Amnesty International sera présente au procès de Kamel Daoudi qui se tient le 20 décembre 2018, à 14h au tribunal de grande instance de Saintes (Charentes-Maritimes).  

Assigné à résidence depuis dix ans pour une durée indéterminée, Kamel Daoudi, vit à 450 km de sa femme et de ses enfants. Il doit se présenter trois fois par jour à la gendarmerie et respecter un couvre-feu. Il est actuellement poursuivi pour deux retards de 31 et 50 minutes, pour lesquels, il risque respectivement un an et trois ans de prison. Sa mesure d’assignation à résidence est administrative, et n’est donc liée à aucune procédure judiciaire.

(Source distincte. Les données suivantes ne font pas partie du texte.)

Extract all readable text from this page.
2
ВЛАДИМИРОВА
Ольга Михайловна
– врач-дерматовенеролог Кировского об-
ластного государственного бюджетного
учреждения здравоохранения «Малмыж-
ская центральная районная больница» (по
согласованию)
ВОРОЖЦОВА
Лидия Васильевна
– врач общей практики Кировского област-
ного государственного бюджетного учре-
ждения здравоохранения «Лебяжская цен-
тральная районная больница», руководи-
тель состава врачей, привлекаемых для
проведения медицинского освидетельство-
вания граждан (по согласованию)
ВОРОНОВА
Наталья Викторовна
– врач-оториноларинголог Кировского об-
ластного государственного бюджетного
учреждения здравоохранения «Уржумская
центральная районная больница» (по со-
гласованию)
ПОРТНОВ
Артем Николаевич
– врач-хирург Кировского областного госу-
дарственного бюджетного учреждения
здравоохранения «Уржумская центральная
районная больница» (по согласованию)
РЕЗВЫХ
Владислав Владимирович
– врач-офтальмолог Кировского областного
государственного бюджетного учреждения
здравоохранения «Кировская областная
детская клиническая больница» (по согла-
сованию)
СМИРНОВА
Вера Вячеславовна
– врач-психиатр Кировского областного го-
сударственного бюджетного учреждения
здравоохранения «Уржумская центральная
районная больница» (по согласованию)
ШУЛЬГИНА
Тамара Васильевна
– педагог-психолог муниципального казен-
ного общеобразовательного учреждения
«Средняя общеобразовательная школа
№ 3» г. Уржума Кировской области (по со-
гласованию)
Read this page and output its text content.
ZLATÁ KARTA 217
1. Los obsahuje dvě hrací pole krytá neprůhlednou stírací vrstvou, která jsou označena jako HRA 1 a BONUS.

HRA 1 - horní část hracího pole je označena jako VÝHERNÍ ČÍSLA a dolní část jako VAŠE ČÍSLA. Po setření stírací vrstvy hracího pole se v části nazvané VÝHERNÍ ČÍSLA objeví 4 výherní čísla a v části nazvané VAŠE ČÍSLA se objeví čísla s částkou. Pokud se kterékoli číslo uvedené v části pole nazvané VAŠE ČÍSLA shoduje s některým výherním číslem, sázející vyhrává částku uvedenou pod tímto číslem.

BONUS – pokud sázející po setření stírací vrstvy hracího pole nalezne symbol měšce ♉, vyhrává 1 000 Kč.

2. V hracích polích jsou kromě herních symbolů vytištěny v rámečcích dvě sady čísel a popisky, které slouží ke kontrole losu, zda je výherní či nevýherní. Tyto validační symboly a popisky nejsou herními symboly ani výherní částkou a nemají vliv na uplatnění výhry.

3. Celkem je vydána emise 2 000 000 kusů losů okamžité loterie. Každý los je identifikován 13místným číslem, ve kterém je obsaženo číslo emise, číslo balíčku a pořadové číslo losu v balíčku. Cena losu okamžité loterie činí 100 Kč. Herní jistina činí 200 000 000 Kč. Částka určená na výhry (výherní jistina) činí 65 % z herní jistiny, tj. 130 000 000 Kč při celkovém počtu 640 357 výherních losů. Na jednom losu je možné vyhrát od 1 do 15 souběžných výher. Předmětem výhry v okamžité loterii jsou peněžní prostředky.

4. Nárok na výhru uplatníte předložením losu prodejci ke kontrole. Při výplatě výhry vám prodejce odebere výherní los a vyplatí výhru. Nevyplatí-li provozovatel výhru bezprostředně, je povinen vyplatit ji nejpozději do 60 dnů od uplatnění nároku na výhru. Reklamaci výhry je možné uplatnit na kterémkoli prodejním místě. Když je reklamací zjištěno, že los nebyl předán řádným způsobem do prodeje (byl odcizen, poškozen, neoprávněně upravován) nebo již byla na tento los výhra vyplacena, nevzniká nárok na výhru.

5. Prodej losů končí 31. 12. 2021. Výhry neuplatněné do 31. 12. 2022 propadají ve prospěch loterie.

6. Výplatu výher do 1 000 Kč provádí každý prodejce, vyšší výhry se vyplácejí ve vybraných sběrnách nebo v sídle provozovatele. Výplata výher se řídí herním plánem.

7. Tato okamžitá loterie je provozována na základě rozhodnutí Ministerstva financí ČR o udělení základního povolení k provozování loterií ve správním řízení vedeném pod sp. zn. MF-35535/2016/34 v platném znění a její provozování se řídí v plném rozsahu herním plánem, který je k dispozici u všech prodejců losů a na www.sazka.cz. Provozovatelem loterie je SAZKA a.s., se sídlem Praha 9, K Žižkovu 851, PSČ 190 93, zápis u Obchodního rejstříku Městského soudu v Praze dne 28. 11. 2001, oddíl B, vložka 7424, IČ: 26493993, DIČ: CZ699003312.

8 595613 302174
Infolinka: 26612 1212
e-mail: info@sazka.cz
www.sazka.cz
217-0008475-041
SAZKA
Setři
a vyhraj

Kamel Daoudi a confié à Amnesty International au sujet de sa femme et de ses enfants : « C’est comme s’ils étaient eux-mêmes assignés à résidence. »

Amnesty International estime que l’assignation à résidence illimitée de Kamel Daoudi et ses modalités sont contraires aux obligations de la France au regard du droit international et demande la levée de toute urgence de cette mesure.

« Cette procédure judiciaire engendrée par une mesure administrative elle-même abusive alimente une spirale kafkaïenne. Cette situation est emblématique des dérives de la lutte contre le terrorisme et de l’utilisation de procédures administratives qui ne garantissent pas une procédure équitable », a déclaré Nicolas Krameyer, responsable du programme Libertés à Amnesty International France.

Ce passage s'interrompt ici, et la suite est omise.